Grosse Messer, heisses Öl & Thermomix. Damit bin ich parat für die Artischocken, wohlgemerkt, das Lieblingsgemüse meiner Gattin. Ich passe also jetzt besonders gut auf! Stiel abknicken. Mit dem Brotmesser quer halbieren und den Stielansatz abtrennen. Rundherum Blätter und grüne Stellen entfernen. Mit einem Parisienne-Ausstecher das Haar herauslösen. Rein in den Sud damit, bevor die Artischockenböden ganz braun werden! Eine Zwischenbilanz? Es gibt Kochkurse, wo die Teilnehmer sich auf verschiedene Posten aufteilen - bei Silvio Germann im «Mammertsberg» ist das glücklicherweise anders. Jede(r) darf mittun! Und zwar volle Kanne: Mit den grossen Messern, mit kochend heissem Öl, mit dem Thermomix. Einmal mehr frage ich mich, wie genau die Maschine angeht.
Lange Fingernägel sind doch nützlich! Die beschriebenen Artischocken brauchen wir für ein Fischgericht. Zusammen mit luftgetrockneten Tomaten, deren Zubereitung wir ebenso lernen. Und den Rotbarbenfilets, wie ich sie auch schon bei Starchef Peter Knogl in Basel gesehen habe: Der Fisch wird dafür filetiert - wie ein Messer funktioniert, weiss ich wenigstens. Die Schuppen werden einzeln aufgestellt, was der Kursteilnehmerin mit den langen Fingernägeln besser gelingt als mir. Schliesslich übergiesst man diese Filets mit kochend heissem Öl, was doppelte Wirkung zeigt: Die aufgestellten Schuppen werden schön knusprig. Und der Fisch ist perfekt glasig gegart. Vollendet wird das Gericht mit Krustentierschaum, den Germann vorbereitet hat. «Wir müssen ja nicht wissen, wie der geht. Haben wir ja eh alle zu Hause im Kühlschrank!», witzeln wir Teilnehmer. Und doch sind wir am Ende stolz, dass wir praktisch alles auf dem fertigen Teller selbst zubereitet haben.
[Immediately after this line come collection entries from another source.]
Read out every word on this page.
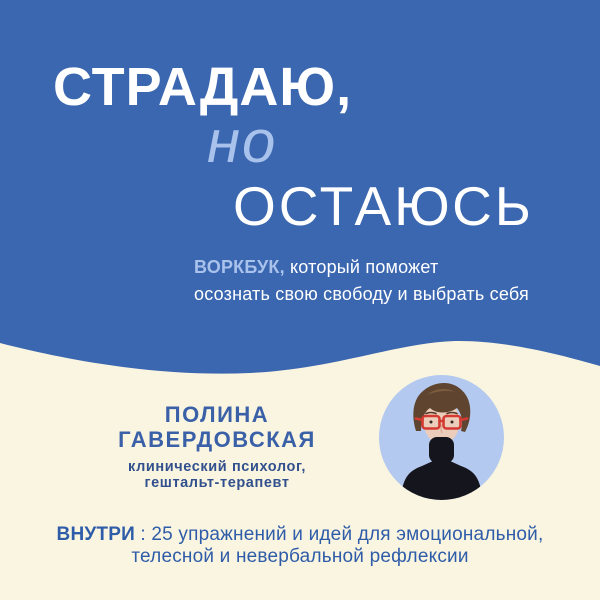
СТРАДАЮ,
но
ОСТАЮСЬ
ВОРКБУК, который поможет
осознать свою свободу и выбрать себя
ПОЛИНА
ГАВЕРДОВСКАЯ
клинический психолог,
гештальт-терапевт
ВНУТРИ : 25 упражнений и идей для эмоциональной,
телесной и невербальной рефлексии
Anders geregelt am heimischen Herd: der Abwasch. Ob ich von der Lektion im Mammertsberg kochtechnisch profitiert habe? Bloss zwei Tage später stehe ich daheim in meiner Küche und koche Artischocken im Sud, die ich dann für meine Frau in Gläsern einmache. Es ist ein wenig aufwändiger als bei Silvio Germann - weil ich die Zutaten selber abwägen muss. Und mir niemand am Ende den Abwasch abnimmt. Abgesehen davon, muss ich konstatieren: Das war mal ein Kochkurs, der genau meine Flughöhe getroffen hat.